24. Ah si j’avais su…
Je suivais l’ellipse que j’avais entamée de l’auberge à la boucherie en passant par la boulangerie et qui allait m’emporter hors de la place du village, quand une voix m’appela :
– Monsieur le gendarme ! Monsieur le gendarme !
C’était Eulalie Bounette, la boulangère, qui accourait vers moi.
– Monsieur le gendarme ! À propos de l’affaire de l’auberge…
– Mais au fait, remarquai-je, qui vous a dit qu’il y avait une affaire, comme vous dites, à l’auberge ?
– Qui ? Je ne sais pas. Enfin, monsieur le gendarme, faudrait pas nous prendre pour des naïves ! Il y a quand même une voiture de la gendarmerie qui stationne depuis ce matin devant l’auberge, trois gendarmes qui ne sont pas sortis des Quatre Étoiles, hormis vous à l’instant pour ainsi dire, la doctoresse qui est venue deux fois, le maire qui y a fait des allers-retours, et votre visite pour nous poser des questions. Enfin, monsieur le gendarme, s’il ne s’agit pas d’une affaire, ça, alors je me demande ce que ça veut dire le mot affaire… C’est un crime, n’est-ce pas ?

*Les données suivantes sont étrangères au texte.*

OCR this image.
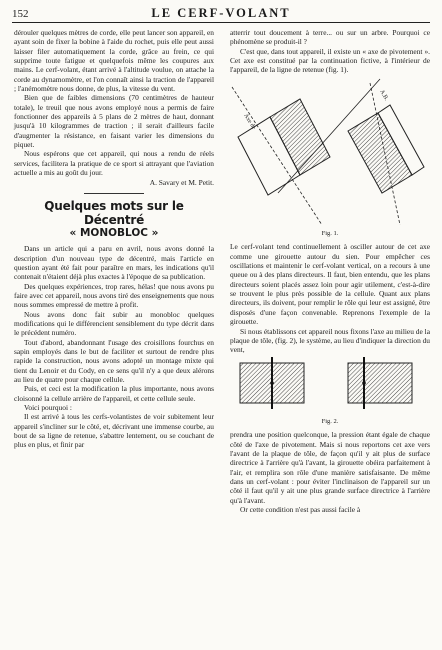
152	LE CERF-VOLANT

dérouler quelques mètres de corde, elle peut lancer son appareil, en ayant soin de fixer la bobine à l'aide du rochet, puis elle peut aussi laisser filer automatiquement la corde, grâce au frein, ce qui supprime toute fatigue et quelquefois même les coupures aux mains. Le cerf-volant, étant arrivé à l'altitude voulue, on attache la corde au dynamomètre, et l'on connaît ainsi la traction de l'appareil ; l'anémomètre nous donne, de plus, la vitesse du vent.

Bien que de faibles dimensions (70 centimètres de hauteur totale), le treuil que nous avons employé nous a permis de faire fonctionner des appareils à 5 plans de 2 mètres de haut, donnant jusqu'à 10 kilogrammes de traction ; il serait d'ailleurs facile d'augmenter la résistance, en faisant varier les dimensions du piquet.

Nous espérons que cet appareil, qui nous a rendu de réels services, facilitera la pratique de ce sport si attrayant que l'aviation actuelle a mis au goût du jour.

A. Savary et M. Petit.

Quelques mots sur le Décentré
« MONOBLOC »

Dans un article qui a paru en avril, nous avons donné la description d'un nouveau type de décentré, mais l'article en question ayant été fait pour paraître en mars, les indications qu'il contenait n'étaient déjà plus exactes à l'époque de sa publication.

Des quelques expériences, trop rares, hélas! que nous avons pu faire avec cet appareil, nous avons tiré des enseignements que nous nous sommes empressé de mettre à profit.

Nous avons donc fait subir au monobloc quelques modifications qui le différencient sensiblement du type décrit dans le précédent numéro.

Tout d'abord, abandonnant l'usage des croisillons fourchus en sapin employés dans le but de faciliter et surtout de rendre plus rapide la construction, nous avons adopté un montage mixte qui tient du Lenoir et du Cody, en ce sens qu'il n'y a que deux alérons au lieu de quatre pour chaque cellule.

Puis, et ceci est la modification la plus importante, nous avons cloisonné la cellule arrière de l'appareil, et cette cellule seule.

Voici pourquoi :

Il est arrivé à tous les cerfs-volantistes de voir subitement leur appareil s'incliner sur le côté, et, décrivant une immense courbe, au bout de sa ligne de retenue, s'abattre lentement, ou se couchant de plus en plus, et finir par

atterrir tout doucement à terre... ou sur un arbre. Pourquoi ce phénomène se produit-il ?

C'est que, dans tout appareil, il existe un « axe de pivotement ». Cet axe est constitué par la continuation fictive, à l'intérieur de l'appareil, de la ligne de retenue (fig. 1).

Axe de
A.B.
Fig. 1.

Le cerf-volant tend continuellement à osciller autour de cet axe comme une girouette autour du sien. Pour empêcher ces oscillations et maintenir le cerf-volant vertical, on a recours à une queue ou à des plans directeurs. Il faut, bien entendu, que les plans directeurs soient placés assez loin pour agir utilement, c'est-à-dire se trouvent le plus près possible de la cellule. Quant aux plans directeurs, ils doivent, pour remplir le rôle qui leur est assigné, être disposés d'une façon convenable. Reprenons l'exemple de la girouette.

Si nous établissons cet appareil nous fixons l'axe au milieu de la plaque de tôle, (fig. 2), le système, au lieu d'indiquer la direction du vent,

Fig. 2.

prendra une position quelconque, la pression étant égale de chaque côté de l'axe de pivotement. Mais si nous reportons cet axe vers l'avant de la plaque de tôle, de façon qu'il y ait plus de surface directrice à l'arrière qu'à l'avant, la girouette obéira parfaitement à l'air, et remplira son rôle d'une manière satisfaisante. De même dans un cerf-volant : pour éviter l'inclinaison de l'appareil sur un côté il faut qu'il y ait une plus grande surface directrice à l'arrière qu'à l'avant.

Or cette condition n'est pas aussi facile à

– Qui vous a parlé de crime ?
– Mais c’est la femme du notaire, du maire si vous voulez, qui a parlé de crime quand elle est venue acheter son pain. C’est le client noir, la victime, n’est-ce pas ?
– Que vouliez-vous me dire à propos de l’affaire ?

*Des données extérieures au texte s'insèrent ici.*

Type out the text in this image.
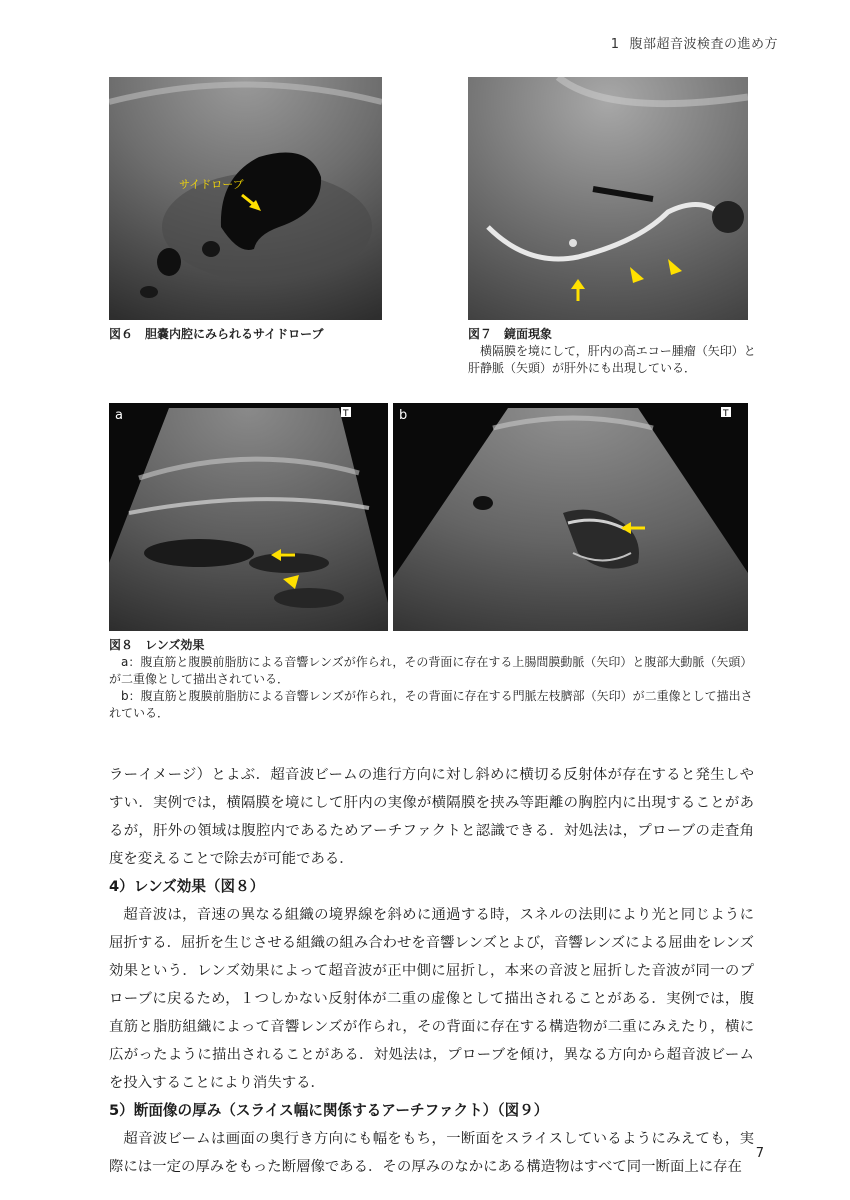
1 腹部超音波検査の進め方
サイドローブ
図６　胆嚢内腔にみられるサイドローブ	図７　鏡面現象
横隔膜を境にして，肝内の高エコー腫瘤（矢印）と肝静脈（矢頭）が肝外にも出現している．
a	T	b	T
図８　レンズ効果
a：腹直筋と腹膜前脂肪による音響レンズが作られ，その背面に存在する上腸間膜動脈（矢印）と腹部大動脈（矢頭）が二重像として描出されている．
b：腹直筋と腹膜前脂肪による音響レンズが作られ，その背面に存在する門脈左枝臍部（矢印）が二重像として描出されている．

ラーイメージ）とよぶ．超音波ビームの進行方向に対し斜めに横切る反射体が存在すると発生しやすい．実例では，横隔膜を境にして肝内の実像が横隔膜を挟み等距離の胸腔内に出現することがあるが，肝外の領域は腹腔内であるためアーチファクトと認識できる．対処法は，プローブの走査角度を変えることで除去が可能である．

4）レンズ効果（図８）

超音波は，音速の異なる組織の境界線を斜めに通過する時，スネルの法則により光と同じように屈折する．屈折を生じさせる組織の組み合わせを音響レンズとよび，音響レンズによる屈曲をレンズ効果という．レンズ効果によって超音波が正中側に屈折し，本来の音波と屈折した音波が同一のプローブに戻るため，１つしかない反射体が二重の虚像として描出されることがある．実例では，腹直筋と脂肪組織によって音響レンズが作られ，その背面に存在する構造物が二重にみえたり，横に広がったように描出されることがある．対処法は，プローブを傾け，異なる方向から超音波ビームを投入することにより消失する．

5）断面像の厚み（スライス幅に関係するアーチファクト）（図９）

超音波ビームは画面の奥行き方向にも幅をもち，一断面をスライスしているようにみえても，実際には一定の厚みをもった断層像である．その厚みのなかにある構造物はすべて同一断面上に存在

7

– Bin voilà. Hier, la victime est venue m’acheter une douzaine de crottines. Ah si j’avais su…
– Si vous aviez su quoi ?
– Je ne sais pas… Mais enfin ! La victime était une fine bouche. Tous les ans, il venait m’acheter nos crottines, et il était incroyable. Figurez-vous qu’il pouvait dire à cinq minutes près quand les crottines avaient été sorties du four. Une fois mon mari – mais il ne faudra pas le répéter – n’avait plus de beurre, et il avait utilisé de la margarine pour la pâte à crottines, et bien, je vous le donne dans le mille, la victime nous en a fait la remarque.
– C’est ce que vous vouliez me dire à propos de l’affaire ?

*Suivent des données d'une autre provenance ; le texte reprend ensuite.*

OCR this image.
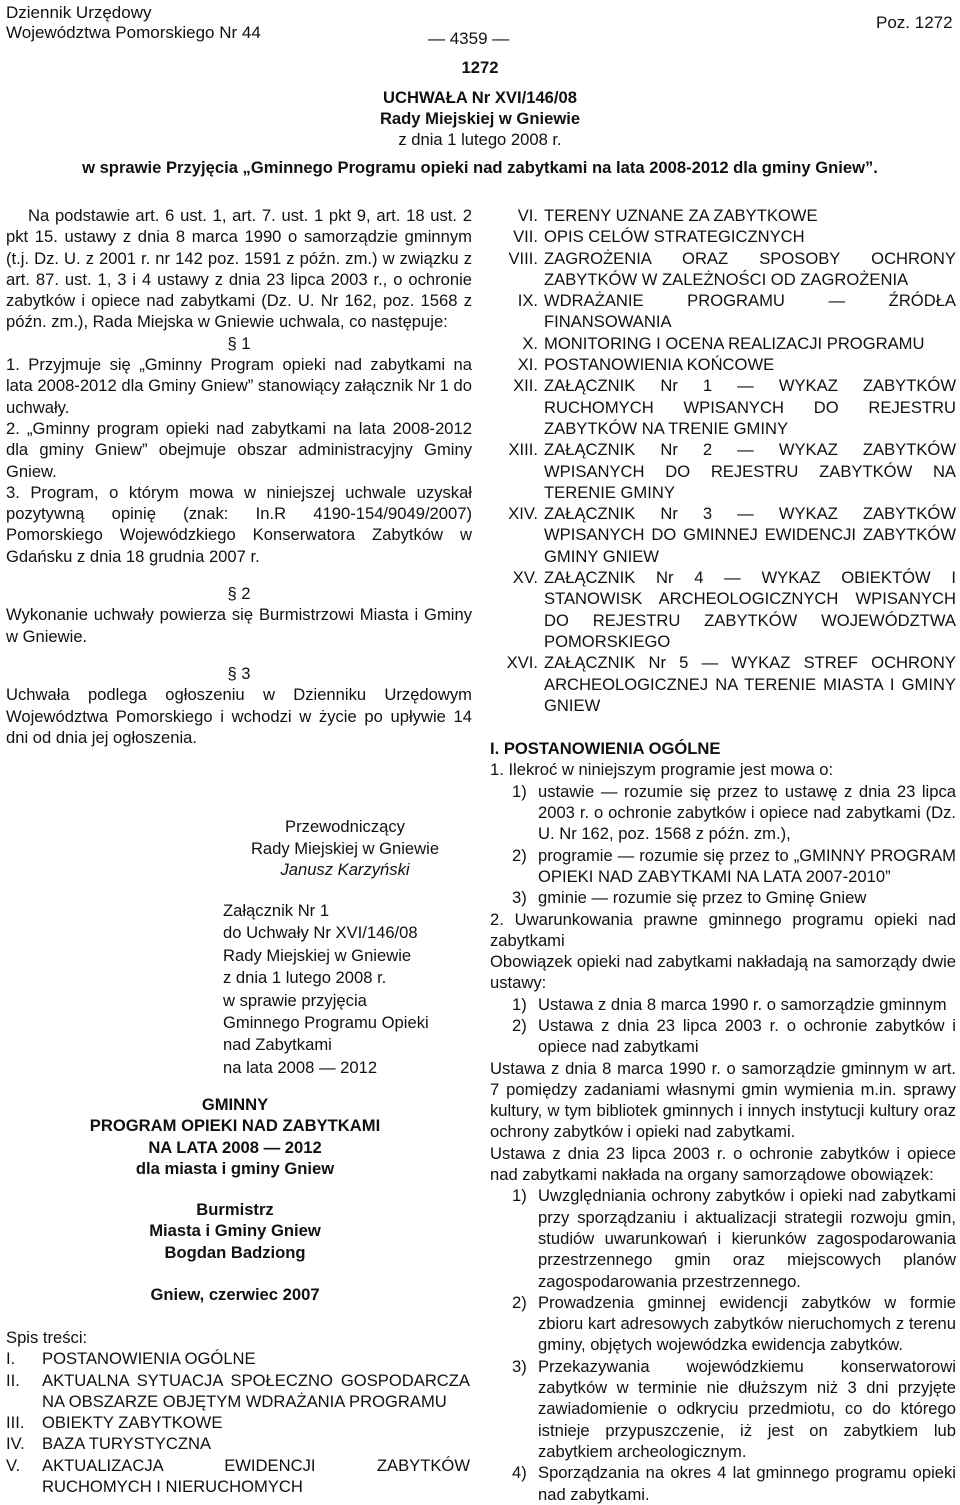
Dziennik Urzędowy
Województwa Pomorskiego Nr 44	— 4359 —
Poz. 1272
1272
UCHWAŁA Nr XVI/146/08
Rady Miejskiej w Gniewie
z dnia 1 lutego 2008 r.
w sprawie Przyjęcia „Gminnego Programu opieki nad zabytkami na lata 2008-2012 dla gminy Gniew”.

Na podstawie art. 6 ust. 1, art. 7. ust. 1 pkt 9, art. 18 ust. 2 pkt 15. ustawy z dnia 8 marca 1990 o samorządzie gminnym (t.j. Dz. U. z 2001 r. nr 142 poz. 1591 z późn. zm.) w związku z art. 87. ust. 1, 3 i 4 ustawy z dnia 23 lipca 2003 r., o ochronie zabytków i opiece nad zabytkami (Dz. U. Nr 162, poz. 1568 z późn. zm.), Rada Miejska w Gniewie uchwala, co następuje:

§ 1

1. Przyjmuje się „Gminny Program opieki nad zabytkami na lata 2008-2012 dla Gminy Gniew” stanowiący załącznik Nr 1 do uchwały.

2. „Gminny program opieki nad zabytkami na lata 2008-2012 dla gminy Gniew” obejmuje obszar administracyjny Gminy Gniew.

3. Program, o którym mowa w niniejszej uchwale uzyskał pozytywną opinię (znak: In.R 4190-154/9049/2007) Pomorskiego Wojewódzkiego Konserwatora Zabytków w Gdańsku z dnia 18 grudnia 2007 r.

§ 2

Wykonanie uchwały powierza się Burmistrzowi Miasta i Gminy w Gniewie.

§ 3

Uchwała podlega ogłoszeniu w Dzienniku Urzędowym Województwa Pomorskiego i wchodzi w życie po upływie 14 dni od dnia jej ogłoszenia.

Przewodniczący
Rady Miejskiej w Gniewie
Janusz Karzyński
Załącznik Nr 1
do Uchwały Nr XVI/146/08
Rady Miejskiej w Gniewie
z dnia 1 lutego 2008 r.
w sprawie przyjęcia
Gminnego Programu Opieki
nad Zabytkami
na lata 2008 — 2012
GMINNY
PROGRAM OPIEKI NAD ZABYTKAMI
NA LATA 2008 — 2012
dla miasta i gminy Gniew
Burmistrz
Miasta i Gminy Gniew
Bogdan Badziong
Gniew, czerwiec 2007
Spis treści:
I.	POSTANOWIENIA OGÓLNE
II.	AKTUALNA SYTUACJA SPOŁECZNO GOSPODARCZA NA OBSZARZE OBJĘTYM WDRAŻANIA PROGRAMU
III.	OBIEKTY ZABYTKOWE
IV.	BAZA TURYSTYCZNA
V.	AKTUALIZACJA EWIDENCJI ZABYTKÓW RUCHOMYCH I NIERUCHOMYCH
VI. TERENY UZNANE ZA ZABYTKOWE
VII. OPIS CELÓW STRATEGICZNYCH
VIII. ZAGROŻENIA ORAZ SPOSOBY OCHRONY ZABYTKÓW W ZALEŻNOŚCI OD ZAGROŻENIA
IX. WDRAŻANIE PROGRAMU — ŹRÓDŁA FINANSOWANIA
X. MONITORING I OCENA REALIZACJI PROGRAMU
XI. POSTANOWIENIA KOŃCOWE
XII. ZAŁĄCZNIK Nr 1 — WYKAZ ZABYTKÓW RUCHOMYCH WPISANYCH DO REJESTRU ZABYTKÓW NA TRENIE GMINY
XIII. ZAŁĄCZNIK Nr 2 — WYKAZ ZABYTKÓW WPISANYCH DO REJESTRU ZABYTKÓW NA TERENIE GMINY
XIV. ZAŁĄCZNIK Nr 3 — WYKAZ ZABYTKÓW WPISANYCH DO GMINNEJ EWIDENCJI ZABYTKÓW GMINY GNIEW
XV. ZAŁĄCZNIK Nr 4 — WYKAZ OBIEKTÓW I STANOWISK ARCHEOLOGICZNYCH WPISANYCH DO REJESTRU ZABYTKÓW WOJEWÓDZTWA POMORSKIEGO
XVI. ZAŁĄCZNIK Nr 5 — WYKAZ STREF OCHRONY ARCHEOLOGICZNEJ NA TERENIE MIASTA I GMINY GNIEW

I. POSTANOWIENIA OGÓLNE

1. Ilekroć w niniejszym programie jest mowa o:

1) ustawie — rozumie się przez to ustawę z dnia 23 lipca 2003 r. o ochronie zabytków i opiece nad zabytkami (Dz. U. Nr 162, poz. 1568 z późn. zm.),
2) programie — rozumie się przez to „GMINNY PROGRAM OPIEKI NAD ZABYTKAMI NA LATA 2007-2010”
3) gminie — rozumie się przez to Gminę Gniew

2. Uwarunkowania prawne gminnego programu opieki nad zabytkami

Obowiązek opieki nad zabytkami nakładają na samorządy dwie ustawy:

1) Ustawa z dnia 8 marca 1990 r. o samorządzie gminnym
2) Ustawa z dnia 23 lipca 2003 r. o ochronie zabytków i opiece nad zabytkami

Ustawa z dnia 8 marca 1990 r. o samorządzie gminnym w art. 7 pomiędzy zadaniami własnymi gmin wymienia m.in. sprawy kultury, w tym bibliotek gminnych i innych instytucji kultury oraz ochrony zabytków i opieki nad zabytkami.

Ustawa z dnia 23 lipca 2003 r. o ochronie zabytków i opiece nad zabytkami nakłada na organy samorządowe obowiązek:

1) Uwzględniania ochrony zabytków i opieki nad zabytkami przy sporządzaniu i aktualizacji strategii rozwoju gmin, studiów uwarunkowań i kierunków zagospodarowania przestrzennego gmin oraz miejscowych planów zagospodarowania przestrzennego.
2) Prowadzenia gminnej ewidencji zabytków w formie zbioru kart adresowych zabytków nieruchomych z terenu gminy, objętych wojewódzka ewidencja zabytków.
3) Przekazywania wojewódzkiemu konserwatorowi zabytków w terminie nie dłuższym niż 3 dni przyjęte zawiadomienie o odkryciu przedmiotu, co do którego istnieje przypuszczenie, iż jest on zabytkiem lub zabytkiem archeologicznym.
4) Sporządzania na okres 4 lat gminnego programu opieki nad zabytkami.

– Non, hier la victime a été importunée par un autre monsieur. Je les ai vus arriver sur la place, la victime devant et l’autre monsieur derrière qui suivait et qui disait des choses.
– Que disait-il ?
– Ça, je ne sais pas. Quand la victime est entrée à la boulangerie pour acheter sa douzaine de crottines, l’autre est entré, et la victime lui a dit : « Oh, maintenant, ça suffit, laissez-moi tranquille. »
– À quoi ressemblait l’autre monsieur ?
– Pas très grand, des cheveux noirs bouclés dans le genre impossible à coiffer.
– Vous connaissez ce monsieur ?
– Non, mais il loge aussi à l’auberge des Quatre Étoiles en ce moment.
Je remerciai madame Bounette, la renvoyai derrière sa caisse à ses crottines, et poursuivis ma promenade par la rue des Champs.